One moving story that Tara related to me
was of a European husband and wife and their three children. They were
all healthy except for the youngest daughter, who had developed on the
voyage to America a case of trachoma (a serious condition that attacks
the tissue surrounding the eyes). Because of her condition, she was not
permitted to stay. Her family members, however, could stay if they so
wished. Of course, they did not consider such to be an option. But what
the documentary related next was quite moving. For hours and hours --
between the time they learned that they could not enter the United
States and the time of their voyage back across the Atlantic -- the
father and his family could be heard in their room vehemently wailing
and weeping. They were devastated at the thought of not being allowed to
enter this wonderful country.
Understandably, the story made me think
about my own level of appreciation for this country.
More so, however, the story made me
think about my own level of appreciation for heaven. (I am not comparing
heaven to the United States. I’m merely illustrating a point.) This
family, and millions of others, were excited at the thought of coming to
this land. How excited am I at the thought of going to heaven?

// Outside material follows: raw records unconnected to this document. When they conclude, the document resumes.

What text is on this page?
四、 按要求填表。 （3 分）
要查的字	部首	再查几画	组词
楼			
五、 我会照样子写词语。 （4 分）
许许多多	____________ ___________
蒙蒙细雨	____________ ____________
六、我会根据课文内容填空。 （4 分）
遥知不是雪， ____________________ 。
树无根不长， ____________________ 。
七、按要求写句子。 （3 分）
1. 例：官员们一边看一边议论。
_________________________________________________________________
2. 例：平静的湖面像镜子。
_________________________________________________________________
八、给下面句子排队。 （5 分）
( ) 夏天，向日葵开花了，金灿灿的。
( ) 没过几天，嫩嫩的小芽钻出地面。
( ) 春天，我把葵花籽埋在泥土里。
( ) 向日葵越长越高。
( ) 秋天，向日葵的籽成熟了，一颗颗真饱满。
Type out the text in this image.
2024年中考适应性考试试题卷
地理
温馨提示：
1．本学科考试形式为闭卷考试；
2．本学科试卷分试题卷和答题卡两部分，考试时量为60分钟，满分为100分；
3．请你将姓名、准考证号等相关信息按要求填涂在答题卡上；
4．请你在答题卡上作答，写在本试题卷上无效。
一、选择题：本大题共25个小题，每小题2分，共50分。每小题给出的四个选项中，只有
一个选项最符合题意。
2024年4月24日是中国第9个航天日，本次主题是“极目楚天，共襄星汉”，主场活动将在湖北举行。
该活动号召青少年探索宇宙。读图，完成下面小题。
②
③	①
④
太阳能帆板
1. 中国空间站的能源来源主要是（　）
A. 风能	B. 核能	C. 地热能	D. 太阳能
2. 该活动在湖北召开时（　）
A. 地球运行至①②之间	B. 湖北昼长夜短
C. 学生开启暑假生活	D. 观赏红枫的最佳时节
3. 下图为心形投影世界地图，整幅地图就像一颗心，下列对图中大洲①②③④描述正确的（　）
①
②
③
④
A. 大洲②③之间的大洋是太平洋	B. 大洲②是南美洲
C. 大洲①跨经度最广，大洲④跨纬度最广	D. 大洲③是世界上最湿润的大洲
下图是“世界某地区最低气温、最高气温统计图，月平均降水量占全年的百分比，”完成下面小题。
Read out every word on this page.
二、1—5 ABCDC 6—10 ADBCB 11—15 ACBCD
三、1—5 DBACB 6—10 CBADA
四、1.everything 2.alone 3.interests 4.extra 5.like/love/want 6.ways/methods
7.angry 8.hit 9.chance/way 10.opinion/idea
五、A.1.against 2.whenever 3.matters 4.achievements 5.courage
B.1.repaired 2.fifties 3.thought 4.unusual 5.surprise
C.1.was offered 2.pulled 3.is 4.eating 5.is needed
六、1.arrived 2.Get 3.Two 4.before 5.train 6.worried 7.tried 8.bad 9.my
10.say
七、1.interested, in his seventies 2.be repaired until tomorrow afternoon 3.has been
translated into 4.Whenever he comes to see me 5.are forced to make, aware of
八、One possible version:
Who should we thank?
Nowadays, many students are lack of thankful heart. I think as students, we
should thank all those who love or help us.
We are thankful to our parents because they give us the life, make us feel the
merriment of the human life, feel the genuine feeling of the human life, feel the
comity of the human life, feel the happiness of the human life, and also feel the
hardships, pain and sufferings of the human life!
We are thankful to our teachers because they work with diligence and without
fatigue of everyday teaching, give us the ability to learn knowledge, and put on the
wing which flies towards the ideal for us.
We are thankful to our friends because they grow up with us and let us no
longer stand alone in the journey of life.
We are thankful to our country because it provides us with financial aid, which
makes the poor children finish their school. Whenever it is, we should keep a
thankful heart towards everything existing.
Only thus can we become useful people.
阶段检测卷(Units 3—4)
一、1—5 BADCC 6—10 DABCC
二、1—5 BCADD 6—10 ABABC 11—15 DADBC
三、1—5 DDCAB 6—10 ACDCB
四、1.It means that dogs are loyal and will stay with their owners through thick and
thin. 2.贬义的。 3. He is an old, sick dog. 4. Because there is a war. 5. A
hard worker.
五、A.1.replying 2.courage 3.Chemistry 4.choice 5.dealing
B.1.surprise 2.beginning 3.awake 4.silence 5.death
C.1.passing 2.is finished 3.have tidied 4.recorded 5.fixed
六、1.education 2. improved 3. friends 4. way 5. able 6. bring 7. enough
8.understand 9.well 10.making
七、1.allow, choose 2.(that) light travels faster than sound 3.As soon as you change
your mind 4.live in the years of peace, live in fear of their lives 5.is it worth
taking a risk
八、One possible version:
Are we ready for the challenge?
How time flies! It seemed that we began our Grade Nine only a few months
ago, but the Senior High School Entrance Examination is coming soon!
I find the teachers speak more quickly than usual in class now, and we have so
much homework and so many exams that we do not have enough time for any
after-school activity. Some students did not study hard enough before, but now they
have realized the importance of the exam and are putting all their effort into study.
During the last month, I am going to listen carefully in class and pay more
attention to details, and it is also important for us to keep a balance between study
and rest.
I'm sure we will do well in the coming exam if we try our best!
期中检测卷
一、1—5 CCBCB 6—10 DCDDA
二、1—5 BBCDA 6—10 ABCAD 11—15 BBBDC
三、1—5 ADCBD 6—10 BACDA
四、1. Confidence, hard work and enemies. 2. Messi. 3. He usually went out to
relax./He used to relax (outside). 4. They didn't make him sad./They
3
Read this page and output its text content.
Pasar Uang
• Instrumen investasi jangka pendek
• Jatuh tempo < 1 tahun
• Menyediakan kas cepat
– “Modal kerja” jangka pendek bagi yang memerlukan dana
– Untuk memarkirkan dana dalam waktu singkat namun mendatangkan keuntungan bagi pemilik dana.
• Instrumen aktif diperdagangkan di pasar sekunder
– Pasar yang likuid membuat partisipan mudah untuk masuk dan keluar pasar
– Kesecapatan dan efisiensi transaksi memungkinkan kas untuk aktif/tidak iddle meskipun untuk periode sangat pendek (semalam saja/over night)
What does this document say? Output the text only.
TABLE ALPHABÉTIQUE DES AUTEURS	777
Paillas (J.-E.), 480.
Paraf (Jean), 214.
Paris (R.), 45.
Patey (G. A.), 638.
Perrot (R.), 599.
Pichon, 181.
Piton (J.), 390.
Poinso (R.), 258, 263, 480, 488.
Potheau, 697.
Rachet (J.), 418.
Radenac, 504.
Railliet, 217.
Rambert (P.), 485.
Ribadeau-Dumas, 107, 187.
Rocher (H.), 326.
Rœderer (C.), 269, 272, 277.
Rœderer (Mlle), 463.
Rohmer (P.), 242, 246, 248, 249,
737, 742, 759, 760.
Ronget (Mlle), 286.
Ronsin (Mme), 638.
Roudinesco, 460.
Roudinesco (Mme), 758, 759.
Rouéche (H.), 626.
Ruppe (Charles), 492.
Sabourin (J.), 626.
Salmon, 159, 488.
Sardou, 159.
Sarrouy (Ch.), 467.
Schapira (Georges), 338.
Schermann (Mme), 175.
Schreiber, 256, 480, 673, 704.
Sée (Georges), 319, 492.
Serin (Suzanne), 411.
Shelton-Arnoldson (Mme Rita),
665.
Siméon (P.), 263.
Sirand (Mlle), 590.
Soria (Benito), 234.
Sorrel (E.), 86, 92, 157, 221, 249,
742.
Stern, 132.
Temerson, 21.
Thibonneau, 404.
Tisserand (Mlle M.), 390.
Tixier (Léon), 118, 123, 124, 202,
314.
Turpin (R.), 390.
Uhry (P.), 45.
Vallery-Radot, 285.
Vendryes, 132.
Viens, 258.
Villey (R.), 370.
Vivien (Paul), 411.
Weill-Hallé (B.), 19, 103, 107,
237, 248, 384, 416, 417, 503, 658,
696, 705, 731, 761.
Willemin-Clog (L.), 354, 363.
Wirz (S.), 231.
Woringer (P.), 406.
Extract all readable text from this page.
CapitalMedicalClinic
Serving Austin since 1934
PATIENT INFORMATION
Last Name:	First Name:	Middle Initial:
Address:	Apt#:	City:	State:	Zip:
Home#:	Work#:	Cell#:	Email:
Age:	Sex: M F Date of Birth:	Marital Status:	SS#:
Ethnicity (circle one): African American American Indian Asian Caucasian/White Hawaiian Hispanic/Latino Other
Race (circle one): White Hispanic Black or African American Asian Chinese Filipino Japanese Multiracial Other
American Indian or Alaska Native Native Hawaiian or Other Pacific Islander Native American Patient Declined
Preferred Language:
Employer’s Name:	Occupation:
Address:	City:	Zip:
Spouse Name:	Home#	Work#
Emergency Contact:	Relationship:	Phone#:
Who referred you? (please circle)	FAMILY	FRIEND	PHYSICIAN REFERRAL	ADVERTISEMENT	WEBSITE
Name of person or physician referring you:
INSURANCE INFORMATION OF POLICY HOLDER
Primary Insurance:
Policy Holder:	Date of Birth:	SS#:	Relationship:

Am I excited? Are you? Are our daily
lives guided by a desire to go to heaven? Or have we become so enamored
with this (comparably) decrepit world we live in, that “new heavens
and a new earth” mean nothing to us? (2 Peter 3:13) Listen: if we
don’t have much of a longing for heaven, we’re undoubtedly not headed
there.
Heaven is a real place, beloved. It’s a
place of happiness -- no sadness whatsoever. There won’t be any disease
or disaster or death -- only joy, as we serve and worship the Lord. It’s
a place of beauty, a place of righteousness, a place of rest. And it’s
forever -- eternal! (Revelation 21 and 22).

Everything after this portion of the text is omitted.